Helsinki. In Finnland (ca. 5,6 Millionen Einwohner) wurde am Sonntag ein neuer Präsident gewählt. Die Wahl gilt dieses Mal als besonders bedeutsam, weil sie die erste ist, seit das einst neutrale Land im Vorjahr der Nato beigetreten ist. Motiv: der Angriff Russlands auf die Ukraine und ähnliche Befürchtungen aus historischen Gründen.

Von den neun Kandidaten, die Amtsinhaber Sauli Niinistö (seit 2012) nachfolgen könnten und alle eine harte Haltung gegenüber dem Nachbarn Russland versprechen, galt der Chef der konservativen Sammlungspartei und frühere Premier Alexander Stubb (55) als Favorit. Umfragen sahen ihn in Runde eins bei 22 bis 27 Prozent, knapp vor dem zentristischen Grünen Pekka Haavisto (20 bis 23 %) und Jussi Halla-aho von der nationalistischen Finnischen Partei (15 bis 18 %).

Zu Redaktionsschluss dieser Textversion gab es noch keine Zahlen. Man erwartet in jedem Fall eine Stichwahl.

Außenministerin Elina Valtonen sah ihr Land im Vorfeld der Wahl gegen Einflussversuche aus Russland gewappnet. Man sei darauf vorbereitet gewesen, sagte sie, und habe keine Manipulations- oder Beeinflussungsversuche gesehen. Die Finnen seien „sehr resilient“, sagte Valtonen, die der Nationalen Sammlungspartei von Ministerpräsident Petteri Orpo angehört. „Wir lassen uns nichts diktieren.“

Mehr Macht als in Österreich

Niinistö (75), ebenfalls von der Sammlungspartei, konnte nach zwei Amtsperioden nicht mehr antreten.
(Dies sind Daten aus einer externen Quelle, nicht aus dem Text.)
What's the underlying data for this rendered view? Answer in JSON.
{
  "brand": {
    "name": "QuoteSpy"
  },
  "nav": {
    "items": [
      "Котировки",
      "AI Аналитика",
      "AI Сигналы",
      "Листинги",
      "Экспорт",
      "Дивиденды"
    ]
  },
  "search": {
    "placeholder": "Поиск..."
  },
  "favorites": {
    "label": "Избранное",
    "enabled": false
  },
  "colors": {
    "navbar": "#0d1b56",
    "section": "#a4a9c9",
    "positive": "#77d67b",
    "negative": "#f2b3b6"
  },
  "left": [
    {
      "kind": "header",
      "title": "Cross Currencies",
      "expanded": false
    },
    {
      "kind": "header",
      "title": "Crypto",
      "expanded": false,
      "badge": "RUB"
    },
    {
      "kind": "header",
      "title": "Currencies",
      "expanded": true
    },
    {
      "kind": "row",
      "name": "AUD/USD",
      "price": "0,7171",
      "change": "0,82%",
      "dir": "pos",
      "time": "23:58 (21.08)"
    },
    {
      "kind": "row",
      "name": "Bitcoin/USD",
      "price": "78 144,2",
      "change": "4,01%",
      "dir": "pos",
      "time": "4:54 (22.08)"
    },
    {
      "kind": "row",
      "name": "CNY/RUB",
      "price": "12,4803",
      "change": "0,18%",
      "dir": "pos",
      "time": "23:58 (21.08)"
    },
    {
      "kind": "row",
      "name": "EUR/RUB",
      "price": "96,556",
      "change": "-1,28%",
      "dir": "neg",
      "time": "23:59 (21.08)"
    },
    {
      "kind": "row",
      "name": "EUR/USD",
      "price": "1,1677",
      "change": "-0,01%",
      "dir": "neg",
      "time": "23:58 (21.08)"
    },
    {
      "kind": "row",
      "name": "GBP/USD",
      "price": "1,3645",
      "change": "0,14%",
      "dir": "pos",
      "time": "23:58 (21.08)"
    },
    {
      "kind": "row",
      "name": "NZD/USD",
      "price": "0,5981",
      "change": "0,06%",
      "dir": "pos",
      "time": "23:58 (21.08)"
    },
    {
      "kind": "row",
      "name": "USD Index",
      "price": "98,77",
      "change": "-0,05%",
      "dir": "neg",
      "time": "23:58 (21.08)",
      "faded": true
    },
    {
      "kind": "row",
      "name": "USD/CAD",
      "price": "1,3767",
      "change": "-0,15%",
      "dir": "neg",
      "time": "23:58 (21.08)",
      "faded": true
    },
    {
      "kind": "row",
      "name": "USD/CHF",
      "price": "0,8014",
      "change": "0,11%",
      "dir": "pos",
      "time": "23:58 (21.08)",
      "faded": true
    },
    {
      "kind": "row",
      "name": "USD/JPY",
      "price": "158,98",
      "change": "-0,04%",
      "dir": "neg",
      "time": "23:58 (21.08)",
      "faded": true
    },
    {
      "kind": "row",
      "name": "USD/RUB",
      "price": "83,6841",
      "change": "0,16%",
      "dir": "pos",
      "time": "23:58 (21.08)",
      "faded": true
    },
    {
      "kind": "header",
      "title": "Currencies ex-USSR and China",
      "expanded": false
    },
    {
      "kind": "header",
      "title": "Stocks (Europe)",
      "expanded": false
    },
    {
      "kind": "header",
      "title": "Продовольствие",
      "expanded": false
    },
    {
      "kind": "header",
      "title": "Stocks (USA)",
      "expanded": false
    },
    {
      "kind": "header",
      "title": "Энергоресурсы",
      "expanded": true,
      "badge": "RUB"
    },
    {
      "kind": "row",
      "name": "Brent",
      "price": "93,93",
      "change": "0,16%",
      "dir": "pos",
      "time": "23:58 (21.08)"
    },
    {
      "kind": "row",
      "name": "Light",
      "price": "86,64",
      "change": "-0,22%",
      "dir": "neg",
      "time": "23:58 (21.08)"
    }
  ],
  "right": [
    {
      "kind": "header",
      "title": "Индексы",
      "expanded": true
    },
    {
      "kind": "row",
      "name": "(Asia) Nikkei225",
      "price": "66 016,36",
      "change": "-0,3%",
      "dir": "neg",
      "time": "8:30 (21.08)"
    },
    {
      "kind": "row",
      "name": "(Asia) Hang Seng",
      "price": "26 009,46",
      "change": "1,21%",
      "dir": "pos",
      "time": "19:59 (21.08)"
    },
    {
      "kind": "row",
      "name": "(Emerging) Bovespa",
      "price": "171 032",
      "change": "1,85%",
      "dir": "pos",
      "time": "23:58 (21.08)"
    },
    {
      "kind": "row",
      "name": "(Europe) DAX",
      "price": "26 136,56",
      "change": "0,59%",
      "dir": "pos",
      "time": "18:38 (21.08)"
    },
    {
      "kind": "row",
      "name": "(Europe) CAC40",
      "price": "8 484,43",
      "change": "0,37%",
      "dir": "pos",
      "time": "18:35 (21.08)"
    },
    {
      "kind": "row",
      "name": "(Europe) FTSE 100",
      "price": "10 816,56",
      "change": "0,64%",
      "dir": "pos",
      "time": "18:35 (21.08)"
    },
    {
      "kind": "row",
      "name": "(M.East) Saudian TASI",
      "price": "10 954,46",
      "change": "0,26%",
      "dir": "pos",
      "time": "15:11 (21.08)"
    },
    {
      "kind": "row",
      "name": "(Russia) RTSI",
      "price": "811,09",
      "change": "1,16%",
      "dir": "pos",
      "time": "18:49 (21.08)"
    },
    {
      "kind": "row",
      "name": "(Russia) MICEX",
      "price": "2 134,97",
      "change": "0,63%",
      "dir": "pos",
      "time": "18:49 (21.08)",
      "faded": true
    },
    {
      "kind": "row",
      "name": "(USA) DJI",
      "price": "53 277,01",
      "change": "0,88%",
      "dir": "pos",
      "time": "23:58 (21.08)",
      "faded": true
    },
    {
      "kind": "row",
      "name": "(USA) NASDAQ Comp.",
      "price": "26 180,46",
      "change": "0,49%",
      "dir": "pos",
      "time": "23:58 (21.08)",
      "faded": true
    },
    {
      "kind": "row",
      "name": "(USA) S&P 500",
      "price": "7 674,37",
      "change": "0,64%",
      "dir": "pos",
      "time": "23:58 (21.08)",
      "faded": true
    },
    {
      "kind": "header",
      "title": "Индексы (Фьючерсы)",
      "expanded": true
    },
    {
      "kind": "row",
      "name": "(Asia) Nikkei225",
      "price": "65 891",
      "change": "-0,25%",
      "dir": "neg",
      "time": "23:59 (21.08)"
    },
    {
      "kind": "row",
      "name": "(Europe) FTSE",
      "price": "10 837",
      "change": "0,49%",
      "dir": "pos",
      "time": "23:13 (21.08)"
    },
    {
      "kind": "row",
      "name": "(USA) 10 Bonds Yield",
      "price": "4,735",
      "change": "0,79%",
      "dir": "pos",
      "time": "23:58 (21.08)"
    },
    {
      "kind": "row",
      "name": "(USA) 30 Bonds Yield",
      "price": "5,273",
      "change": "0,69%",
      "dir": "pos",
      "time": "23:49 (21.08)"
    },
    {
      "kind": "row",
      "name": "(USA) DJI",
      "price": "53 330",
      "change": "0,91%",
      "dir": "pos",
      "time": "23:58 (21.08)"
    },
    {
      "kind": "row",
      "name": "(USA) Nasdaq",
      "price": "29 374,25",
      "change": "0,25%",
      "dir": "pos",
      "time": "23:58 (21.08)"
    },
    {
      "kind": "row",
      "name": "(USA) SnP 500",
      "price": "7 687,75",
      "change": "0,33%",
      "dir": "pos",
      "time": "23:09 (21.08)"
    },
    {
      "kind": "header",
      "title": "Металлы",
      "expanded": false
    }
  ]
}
Wegen seiner einst guten Verbindungen zum russischen Präsidenten, Wladimir Putin, zumindest im Sinn eines Verständnisses für dessen Psyche und Motivationen, hat man ihn „Putin-Flüsterer“ genannt. Er versuchte auch nach Beginn des Ukraine-Kriegs mäßigend auf Putin einzuwirken, leitete dann allerdings maßgeblich den historischen Schwenk des nordischen Landes von einer Blockfreiheit hin ins westliche Militärlager ein und erläuterte das Putin auch in Gesprächen.

Der finnische Staatspräsident hat deutlich mehr Kompetenzen als etwa jener in Österreich, und das speziell im Bereich der Außen- und Militärpolitik. Aus der Innenpolitik hält er sich dagegen eher heraus, gilt aber im Volk jedenfalls als eine moralische Autorität mit gewisser Richtlinienkompetenz.

Eine ganz spezielle Beziehung

Als einstiger Teil des russischen Zarenreichs von Anfang des 19. Jahrhunderts bis zur Unabhängigkeitserklärung Ende 1917 hat Finnland eine ganz besondere Beziehung zu Russland, deren emotionale Komponente durch die Verstrickung der Finnen in Ausläufer des Russischen Bürgerkriegs, vor allem aber durch den brutalen Winterkrieg 1939/40 genährt worden ist. Damals widerstand das kleine finnische Heer viele Monate der gewaltigen Überlegenheit der Sowjets, bis es im März 1940 doch aufgeben musste.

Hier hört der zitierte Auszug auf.